Darren Martin said he was carrying boxes into his fifth-floor walk-up on Manhattan’s Upper West Side late Friday night when he was stopped by six police officers.
“Can’t go nowhere without the cops following me,” Martin says in a social media video that captures the intense encounter.
In the video, the officers order him to remain in his building’s hallway as they investigate the reported “burglary in progress.”
A police dispatcher, speaking through an officer’s radio, says officers received a call about someone “trying to break into the door.” The caller, according to the dispatcher, described Martin as armed with “possibly a weapon, a large tool.”
A police spokesperson confirmed that officers responded to a suspected burglary at the building to HuffPost on Tuesday. The spokesperson added that an investigation into the call concluded that no crime had been committed.
Martin, who said he originally planned to move in during the day but was delayed because of work, highlighted on Twitter how badly the situation could have turned.
“I was blessed enough to be released and not become a hashtag,” he said, alluding to the number of fatal police shootings of unarmed black men. “This was a tame encounter compared to others I’ve been in and witnessed.”
Martin, who previously worked in communications with the Obama administration, now works for the NYC Department of Social Services, according to his LinkedIn.
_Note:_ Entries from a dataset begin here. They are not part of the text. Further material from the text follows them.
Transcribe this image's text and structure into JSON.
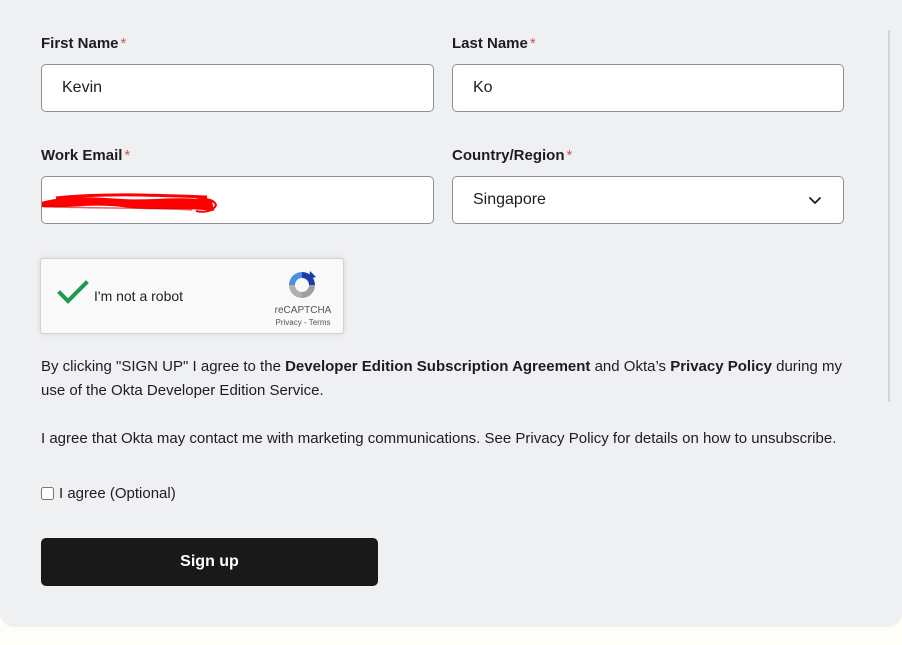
{
  "form": {
    "first_name": {
      "label": "First Name",
      "required_mark": "*",
      "value": "Kevin"
    },
    "last_name": {
      "label": "Last Name",
      "required_mark": "*",
      "value": "Ko"
    },
    "work_email": {
      "label": "Work Email",
      "required_mark": "*",
      "value": ""
    },
    "country": {
      "label": "Country/Region",
      "required_mark": "*",
      "selected": "Singapore"
    }
  },
  "recaptcha": {
    "checkbox_label": "I'm not a robot",
    "brand": "reCAPTCHA",
    "links": "Privacy - Terms",
    "checked": true
  },
  "agreement": {
    "prefix": "By clicking \"SIGN UP\" I agree to the ",
    "subscription_link": "Developer Edition Subscription Agreement",
    "middle": " and Okta’s ",
    "privacy_link": "Privacy Policy",
    "suffix": " during my use of the Okta Developer Edition Service."
  },
  "marketing": {
    "text": "I agree that Okta may contact me with marketing communications. See Privacy Policy for details on how to unsubscribe.",
    "checkbox_label": "I agree (Optional)",
    "checked": false
  },
  "submit": {
    "label": "Sign up"
  },
  "colors": {
    "panel": "#eff0f2",
    "required": "#d4554a",
    "button": "#191919",
    "redaction": "#ff0000",
    "check": "#1f9a4b"
  }
}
He stressed that he has no doubt that his skin color, in a gentrifying area near Harlem, prompted the 911 call.
“As a black man when you’re in an all-white environment, you’re cognizant of that,” Martin, a Bronx native who returned to work for the city, told New York’s PIX 11. “I have to say I found it kinda symbolic. [It’s] like welcome to the neighborhood.”
Officers eventually cleared Martin of any wrongdoing, but the feeling that he was left with did not go away.
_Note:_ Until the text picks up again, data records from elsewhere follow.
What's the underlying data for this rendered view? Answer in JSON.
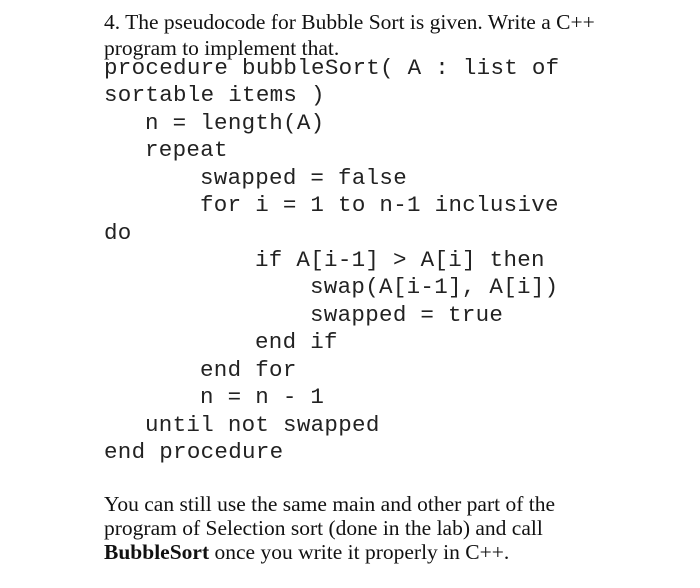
{
  "question": {
    "number_and_title_line1": "4. The pseudocode for Bubble Sort is given. Write a C++",
    "title_line2": "program to implement that."
  },
  "pseudocode": {
    "lines": [
      {
        "indent": "",
        "text": "procedure bubbleSort( A : list of"
      },
      {
        "indent": "",
        "text": "sortable items )"
      },
      {
        "indent": "   ",
        "text": "n = length(A)"
      },
      {
        "indent": "   ",
        "text": "repeat"
      },
      {
        "indent": "       ",
        "text": "swapped = false"
      },
      {
        "indent": "       ",
        "text": "for i = 1 to n-1 inclusive"
      },
      {
        "indent": "",
        "text": "do"
      },
      {
        "indent": "           ",
        "text": "if A[i-1] > A[i] then"
      },
      {
        "indent": "               ",
        "text": "swap(A[i-1], A[i])"
      },
      {
        "indent": "               ",
        "text": "swapped = true"
      },
      {
        "indent": "           ",
        "text": "end if"
      },
      {
        "indent": "       ",
        "text": "end for"
      },
      {
        "indent": "       ",
        "text": "n = n - 1"
      },
      {
        "indent": "   ",
        "text": "until not swapped"
      },
      {
        "indent": "",
        "text": "end procedure"
      }
    ]
  },
  "note": {
    "line1": "You can still use the same main and other part of the",
    "line2": "program of Selection sort (done in the lab) and call",
    "line3_bold": "BubbleSort",
    "line3_rest": " once you write it properly in C++."
  }
}
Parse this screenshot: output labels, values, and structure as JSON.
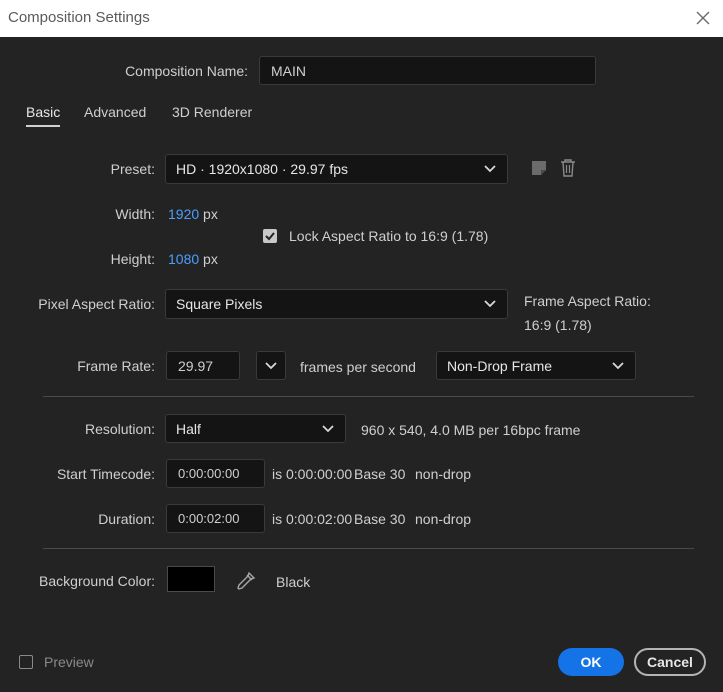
{
  "window": {
    "title": "Composition Settings"
  },
  "composition_name": {
    "label": "Composition Name:",
    "value": "MAIN"
  },
  "tabs": [
    {
      "label": "Basic",
      "active": true
    },
    {
      "label": "Advanced",
      "active": false
    },
    {
      "label": "3D Renderer",
      "active": false
    }
  ],
  "preset": {
    "label": "Preset:",
    "value": "HD  ·  1920x1080 · 29.97 fps"
  },
  "width": {
    "label": "Width:",
    "value": "1920",
    "unit": "px"
  },
  "height": {
    "label": "Height:",
    "value": "1080",
    "unit": "px"
  },
  "lock_aspect": {
    "label": "Lock Aspect Ratio to 16:9 (1.78)",
    "checked": true
  },
  "pixel_aspect": {
    "label": "Pixel Aspect Ratio:",
    "value": "Square Pixels"
  },
  "frame_aspect": {
    "label": "Frame Aspect Ratio:",
    "value": "16:9 (1.78)"
  },
  "frame_rate": {
    "label": "Frame Rate:",
    "value": "29.97",
    "unit_label": "frames per second",
    "drop_mode": "Non-Drop Frame"
  },
  "resolution": {
    "label": "Resolution:",
    "value": "Half",
    "info": "960 x 540, 4.0 MB per 16bpc frame"
  },
  "start_timecode": {
    "label": "Start Timecode:",
    "value": "0:00:00:00",
    "is_text": "is 0:00:00:00",
    "base": "Base 30",
    "mode": "non-drop"
  },
  "duration": {
    "label": "Duration:",
    "value": "0:00:02:00",
    "is_text": "is 0:00:02:00",
    "base": "Base 30",
    "mode": "non-drop"
  },
  "background": {
    "label": "Background Color:",
    "color": "#000000",
    "name": "Black"
  },
  "preview": {
    "label": "Preview",
    "checked": false
  },
  "buttons": {
    "ok": "OK",
    "cancel": "Cancel"
  },
  "colors": {
    "accent": "#1473e6",
    "value_blue": "#4a9fff",
    "panel": "#232323",
    "field": "#141414"
  }
}
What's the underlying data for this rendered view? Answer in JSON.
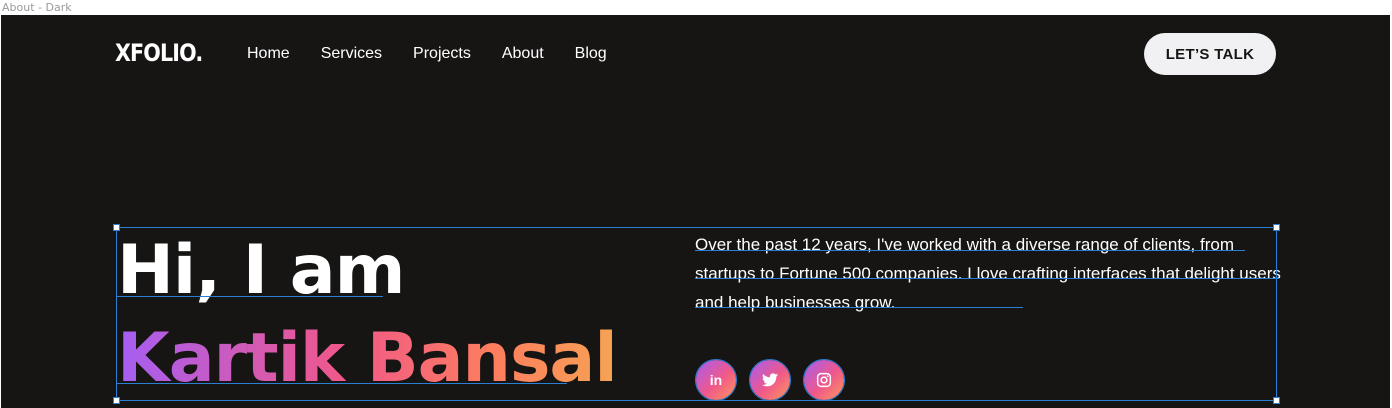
{
  "frame": {
    "label": "About - Dark"
  },
  "header": {
    "logo": "XFOLIO.",
    "nav": [
      {
        "label": "Home"
      },
      {
        "label": "Services"
      },
      {
        "label": "Projects"
      },
      {
        "label": "About"
      },
      {
        "label": "Blog"
      }
    ],
    "cta_label": "LET’S TALK"
  },
  "hero": {
    "greeting": "Hi, I am",
    "name": "Kartik Bansal",
    "description": "Over the past 12 years, I've worked with a diverse range of clients, from startups to Fortune 500 companies. I love crafting interfaces that delight users and help businesses grow."
  },
  "social": [
    {
      "icon": "linkedin-icon",
      "glyph": "in"
    },
    {
      "icon": "twitter-icon",
      "glyph": ""
    },
    {
      "icon": "instagram-icon",
      "glyph": ""
    }
  ],
  "colors": {
    "background": "#161514",
    "text": "#ffffff",
    "cta_bg": "#f1f1f3",
    "gradient": [
      "#a55ef4",
      "#f0588a",
      "#fd7d5e",
      "#f6a454"
    ],
    "selection": "#2a7fd4"
  }
}
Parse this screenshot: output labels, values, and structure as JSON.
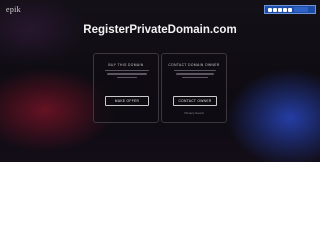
{
  "brand": {
    "logo_text": "epik"
  },
  "rating_badge": {
    "stars": 5,
    "caption": ""
  },
  "page": {
    "domain_title": "RegisterPrivateDomain.com"
  },
  "cards": [
    {
      "title": "BUY THIS DOMAIN",
      "button_label": "MAKE OFFER",
      "subtext": ""
    },
    {
      "title": "CONTACT DOMAIN OWNER",
      "button_label": "CONTACT OWNER",
      "subtext": "Privacy Guard"
    }
  ],
  "colors": {
    "accent_blue": "#1e4da8",
    "background": "#141018"
  }
}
“The next & lingering pit in my stomach came from how my neighbors viewed me,” he tweeted. “How they officially welcomed me into the building. Call the police on this Black man who DEFINITELY doesn’t live here. The man who worked for President Obama and now serves his fellow New Yorkers.”
Martin concluded that moving into a fifth-floor walk-up is tough, but it’s nothing compared to doing it while being racially profiled by one’s own neighbors.